『史記』を読んで

家に帰るのが早くなり、就寝までに時間があるので映画を観るようになった。もう、そうなって一年以上がすぎた。映画も大分飽きてきたので本を読む時間が増えてきた。今は、北方謙三の『史記』を読んでいる。その前に『ワイルド・スワン』(ユン チアン著、講談社文庫)を読んだが、精神的に結構疲れたので、すこし軽いものが読みたくなったからだ。

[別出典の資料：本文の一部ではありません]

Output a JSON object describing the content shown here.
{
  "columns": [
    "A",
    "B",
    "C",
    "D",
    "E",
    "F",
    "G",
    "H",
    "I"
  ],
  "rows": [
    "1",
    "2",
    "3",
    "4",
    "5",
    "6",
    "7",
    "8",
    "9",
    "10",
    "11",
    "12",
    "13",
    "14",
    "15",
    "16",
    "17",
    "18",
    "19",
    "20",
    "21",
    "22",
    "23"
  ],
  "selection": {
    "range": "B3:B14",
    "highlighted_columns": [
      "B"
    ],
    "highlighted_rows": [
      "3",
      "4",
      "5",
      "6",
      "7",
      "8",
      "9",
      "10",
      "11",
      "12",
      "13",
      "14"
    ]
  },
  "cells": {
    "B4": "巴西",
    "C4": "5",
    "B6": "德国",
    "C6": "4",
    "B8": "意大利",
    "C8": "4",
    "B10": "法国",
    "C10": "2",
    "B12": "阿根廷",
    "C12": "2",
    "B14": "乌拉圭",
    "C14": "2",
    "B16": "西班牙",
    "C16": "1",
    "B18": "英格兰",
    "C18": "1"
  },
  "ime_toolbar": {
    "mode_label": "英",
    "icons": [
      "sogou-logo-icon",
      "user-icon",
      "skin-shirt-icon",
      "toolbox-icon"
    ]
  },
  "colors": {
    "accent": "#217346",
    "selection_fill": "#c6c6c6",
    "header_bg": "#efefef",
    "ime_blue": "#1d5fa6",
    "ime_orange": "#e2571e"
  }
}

周知の通り、前漢の武帝・劉徹と武才を揮う衛青の話である。劉徹は、長城に象徴される守勢に飽き足らず、北の脅威・匈奴を攻め滅ぼしたいと欲している。守るための軍ではなく攻めるための軍を作りたい。それを実現させたのが衛青だ。
モンゴルには何度も行っているから匈奴が駆け巡る草原は、きっと今のモンゴルの大草原とあまり変わらないだろうとつい想像してしまう。匈奴にとっては、草の良し悪しで土地の価値がきまる。遊牧ができる土地がいい土地だ。逆に、農耕民族にとって遊牧しかできない草原は不毛な土地でしかない。だから、漢人は、匈奴の土地まで攻め込んで領土を増やしても意味がないと考え、市で匈奴が欲しがる漢の品物が手に入るように懐柔し、戦いは出来るだけ避けて現状を維持する。それで守勢ということになる。

もちろん、匈奴の強さが脅威だったことも守勢に立たせた要因だ。匈奴の遊牧民の男は、平時は遊牧しているが戦いのときは兵士になる。戦捷の恩賞は、単于(ぜんう)からの略奪の許可であり領土を分け与えられることではない。今は、ウランバートルに住むモンゴル人は、土地にも財産にも執着があるが、モンゴル人には、遊牧民の魂が今も流れている。今でも、強き者が生き残り弱き者は従う。年配者を大切にして敬うが戦いは別である。

それにしても、この時代はまだ鐙がなく腿で馬を締め上げて騎乗する。それで戦うのだから子供のころから馬に乗っている匈奴の兵士に、漢の兵士が敵うはずがない。漢の軍は歩兵が中心。騎馬隊は脇役に過ぎない。それを衛青が変えた。匈奴は際立った騎馬の術をもった兵士の個人プレイ。衛星は、組織だった騎馬隊を作りこれに対抗し勝利していく。なるほど、これまた納得である。モンゴル人も個人の強さを尊ぶ。組織より個人。

文明は生活を猛スピードで変えてきた。しかし、底流に流れる魂は不変ではないが、簡単には変わらないものだと改めて感じる。日本人もそうだ。コロナへの対応はまさに典型だ。先々ビジョンを描いて、もし間違えたら責任を追及されるから、目の前への対応しか語らない。今、二、三か月先を予測すれば再び感染が拡大するのではないかと多くの人は思うだろう。しかし、聖火リレーは始まり、オリンピック・パラリンピックをやらない選択はないと橋本会長は言い切る。私もやってほしいとは思うが、何故、今そう言い切れるのか分からない。何か、根拠になるデーターを持っているのだろうか。Go Toも6月再開で検討されているらしい。本当に、解らないことだらけだ。